The Moonshot Speaker Series™ presents Cannabiz: The Budding Industry

Moderator Lucas Conley sits with panelists (from L. to R.) Ashley Lewis, Ryan Crane, Mark Schermers and Cameron Clarke.

Since 2011, Team One has invited some of the world’s most inspiring entrepreneurs to take the podium and share their brand’s story as part of the agency’s Moonshot Speaker Series. But September’s topic, Cannabiz: The Budding Industry, was too big for just one brand or speaker. In recognition of the explosive growth of the legal cannabis market, for the first time Team One invited four dynamic brand leaders to participate in a special Moonshot panel discussion. Moderated by business author and former Fast Company staff writer Lucas Conley, the panel explored how cannabis is reshaping our notions of health, wellness, and culture.

A budding industry:

Since 1996, two-thirds of U.S. states have legalized medicinal marijuana, with 11 of them allowing recreational sales. Last year, Canada legalized recreational cannabis nationwide. The resulting “green rush,” including new investors and veterans of the illegal market coming out of the shadows, is unlike anything the world has seen since the U.S. repealed prohibition in 1933. This year, sales of legal cannabis in the U.S. are expected to reach $13.7 billion. Worldwide, sales are projected to quadruple by 2024.

Leaders in the field:

At the vanguard of this crowded, lucrative, and unpredictable category are this evening’s four panelists:

  • Cameron Clarke, founder and CEO of Sunderstorm, a California-based lifestyle cannabis brand offering gummies, vapes, flower, and nanomolecular oral sprays.
  • Ryan Crane, founder and CEO of Tempo, a CBD wellness beverage brand headquartered in Chicago, Illinois.
  • Ashley Lewis, cofounder and CEO of Fleur Marché, a Los Angeles-based ecommerce platform specializing in hemp-derived CDB products for women.
  • Mark Schermers, CMO of Sunday Goods, an all-natural purveyor of various cannabis products, including topicals and edibles, with operations in Arizona and California.
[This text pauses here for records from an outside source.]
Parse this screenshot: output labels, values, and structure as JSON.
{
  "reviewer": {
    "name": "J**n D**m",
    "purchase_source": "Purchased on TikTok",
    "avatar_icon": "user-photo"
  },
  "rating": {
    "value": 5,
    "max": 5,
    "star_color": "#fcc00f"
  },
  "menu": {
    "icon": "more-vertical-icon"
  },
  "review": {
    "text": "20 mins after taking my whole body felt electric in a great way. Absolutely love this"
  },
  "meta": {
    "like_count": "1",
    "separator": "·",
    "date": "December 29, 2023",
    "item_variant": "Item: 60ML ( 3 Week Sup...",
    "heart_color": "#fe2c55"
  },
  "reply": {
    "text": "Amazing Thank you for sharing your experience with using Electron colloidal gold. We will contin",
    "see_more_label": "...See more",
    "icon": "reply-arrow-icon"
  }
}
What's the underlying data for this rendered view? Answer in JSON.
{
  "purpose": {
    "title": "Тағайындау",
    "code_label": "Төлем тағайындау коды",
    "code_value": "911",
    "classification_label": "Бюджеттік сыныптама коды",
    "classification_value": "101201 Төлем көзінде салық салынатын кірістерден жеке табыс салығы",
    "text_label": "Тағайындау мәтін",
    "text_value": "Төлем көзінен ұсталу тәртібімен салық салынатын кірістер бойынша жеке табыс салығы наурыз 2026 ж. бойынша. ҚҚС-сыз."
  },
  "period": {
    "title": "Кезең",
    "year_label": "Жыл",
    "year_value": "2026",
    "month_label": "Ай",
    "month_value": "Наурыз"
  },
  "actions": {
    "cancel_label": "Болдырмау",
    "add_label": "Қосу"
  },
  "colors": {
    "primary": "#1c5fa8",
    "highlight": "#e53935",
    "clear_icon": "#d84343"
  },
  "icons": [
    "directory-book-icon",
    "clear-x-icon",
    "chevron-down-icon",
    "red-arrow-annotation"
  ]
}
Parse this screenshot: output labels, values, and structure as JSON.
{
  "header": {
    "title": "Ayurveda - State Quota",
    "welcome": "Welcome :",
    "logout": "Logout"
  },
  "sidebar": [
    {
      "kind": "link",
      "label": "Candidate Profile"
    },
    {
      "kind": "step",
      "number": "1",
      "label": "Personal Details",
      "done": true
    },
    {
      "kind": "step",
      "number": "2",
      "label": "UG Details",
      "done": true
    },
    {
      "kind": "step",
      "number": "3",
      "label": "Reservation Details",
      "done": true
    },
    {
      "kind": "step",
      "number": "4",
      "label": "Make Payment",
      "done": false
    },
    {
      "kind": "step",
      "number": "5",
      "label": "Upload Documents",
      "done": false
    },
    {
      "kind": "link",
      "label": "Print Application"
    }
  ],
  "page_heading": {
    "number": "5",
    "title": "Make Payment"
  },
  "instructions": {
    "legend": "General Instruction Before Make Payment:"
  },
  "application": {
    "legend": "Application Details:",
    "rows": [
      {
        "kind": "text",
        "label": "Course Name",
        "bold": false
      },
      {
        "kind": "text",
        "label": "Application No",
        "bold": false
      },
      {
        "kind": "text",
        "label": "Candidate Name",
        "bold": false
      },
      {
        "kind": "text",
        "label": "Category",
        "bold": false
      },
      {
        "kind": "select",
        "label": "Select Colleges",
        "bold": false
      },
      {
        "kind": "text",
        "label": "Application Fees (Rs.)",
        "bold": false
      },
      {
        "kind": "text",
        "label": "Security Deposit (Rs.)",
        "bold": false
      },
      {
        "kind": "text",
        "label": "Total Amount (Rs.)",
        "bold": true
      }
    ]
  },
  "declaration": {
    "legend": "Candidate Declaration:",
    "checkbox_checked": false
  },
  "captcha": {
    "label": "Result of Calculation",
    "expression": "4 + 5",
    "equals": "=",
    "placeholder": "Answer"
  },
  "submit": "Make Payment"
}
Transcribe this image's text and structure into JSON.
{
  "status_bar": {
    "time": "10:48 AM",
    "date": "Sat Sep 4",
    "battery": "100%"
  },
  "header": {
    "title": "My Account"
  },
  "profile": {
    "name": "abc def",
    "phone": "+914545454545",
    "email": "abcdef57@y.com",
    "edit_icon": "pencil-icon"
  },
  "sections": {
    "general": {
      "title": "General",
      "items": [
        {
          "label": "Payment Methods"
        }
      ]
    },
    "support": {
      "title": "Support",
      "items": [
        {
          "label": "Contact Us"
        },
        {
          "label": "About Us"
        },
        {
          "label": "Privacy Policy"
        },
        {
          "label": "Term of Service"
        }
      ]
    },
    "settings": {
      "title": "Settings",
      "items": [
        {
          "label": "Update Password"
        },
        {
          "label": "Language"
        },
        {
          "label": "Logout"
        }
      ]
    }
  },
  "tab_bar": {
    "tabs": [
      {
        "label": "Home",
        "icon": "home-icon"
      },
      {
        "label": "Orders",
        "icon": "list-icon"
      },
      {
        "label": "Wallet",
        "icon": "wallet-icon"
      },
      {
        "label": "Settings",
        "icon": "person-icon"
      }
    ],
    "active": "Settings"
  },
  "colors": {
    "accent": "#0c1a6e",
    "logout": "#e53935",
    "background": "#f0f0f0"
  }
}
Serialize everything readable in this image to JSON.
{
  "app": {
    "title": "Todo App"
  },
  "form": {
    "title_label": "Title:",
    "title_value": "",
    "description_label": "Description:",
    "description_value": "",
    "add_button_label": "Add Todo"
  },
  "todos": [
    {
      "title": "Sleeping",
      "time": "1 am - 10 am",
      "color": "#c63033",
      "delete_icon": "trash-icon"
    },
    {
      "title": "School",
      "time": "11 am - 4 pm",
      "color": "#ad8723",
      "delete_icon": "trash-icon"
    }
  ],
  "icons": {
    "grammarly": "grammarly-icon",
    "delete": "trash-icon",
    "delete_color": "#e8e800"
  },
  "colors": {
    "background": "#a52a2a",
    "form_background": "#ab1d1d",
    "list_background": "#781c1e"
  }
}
Team One's creative campaign included a mock grow room and handmade poster series.

Ambitions and advice:

Representing an eclectic mix of pioneering brands operating in diverse corners of the market, the panel shared several key ambitions, and each brand leader brought a unique perspective on how they’re pursuing their moonshot in the fiercely competitive cannabis industry.

Clear the air

Chief among the ambitions of all four brand leaders was the desire to normalize cannabis—to remove the stigma that has built up around it since it became illegal in the U.S. in 1937. Where cannabis and hemp were formerly prized for their versatility, used in everything from apothecary tinctures to clothing and paper, more than 80 years of negative perceptions had largely relegated them to the cultural fringe. “We wanted to shed some bright, shining light into what has typically been a hidden industry,” offered Sunderstorm’s Clarke. “Our mission is to help as many people as we can achieve a life of optimal wellness.”

Affect change

In place of that stigma, the panel espoused cannabis’s numerous medicinal and social benefits—perhaps most notably the impact legalization and normalization will have on social equity. Prior to legalization, people caught working in the industry often wound up in jail. Today, states like California are giving those same individuals opportunities to expunge their criminal records and get fast-tracked for hard-to-get licenses. “It’s not often that business has the power to affect such significant social change,” said Schermers of Sunday Goods. “Particularly when you think of what this could do to reduce incarceration and be a force towards creating a more equal society.”

Solve for one person

Like the rest of the panel, Crane—at Tempo—emphasized the health and wellness benefits of cannabis, citing his personal experience. When stress and anxiety became a growing concern early in his career, he explored traditional pharmaceutical remedies before researching alternatives. Stumbling upon CBD, a non-psychoactive extract of cannabis, was a game-changer. “Do what you love and the impact will follow,” he said. “When you’re passionate about something and bring energy to it, it can have a ripple effect that goes way beyond anything we could have foreseen.”

Fill the White Space

At Fleur Marche, Lewis and her cofounder left Gwyneth Paltrow’s health and wellness brand Goop to launch their own online cannabis retail shop after identifying what they saw as a huge hole in the market. “No one was talking about it in the way we wanted to talk about it,” said recalls. “No one was communicating with us as women in the way we felt they should be.” Today, their brand is often described as “the Sephora of CBD.”

CEO Julie Michael and CCO Chris Graves pose beside the handmade poster series.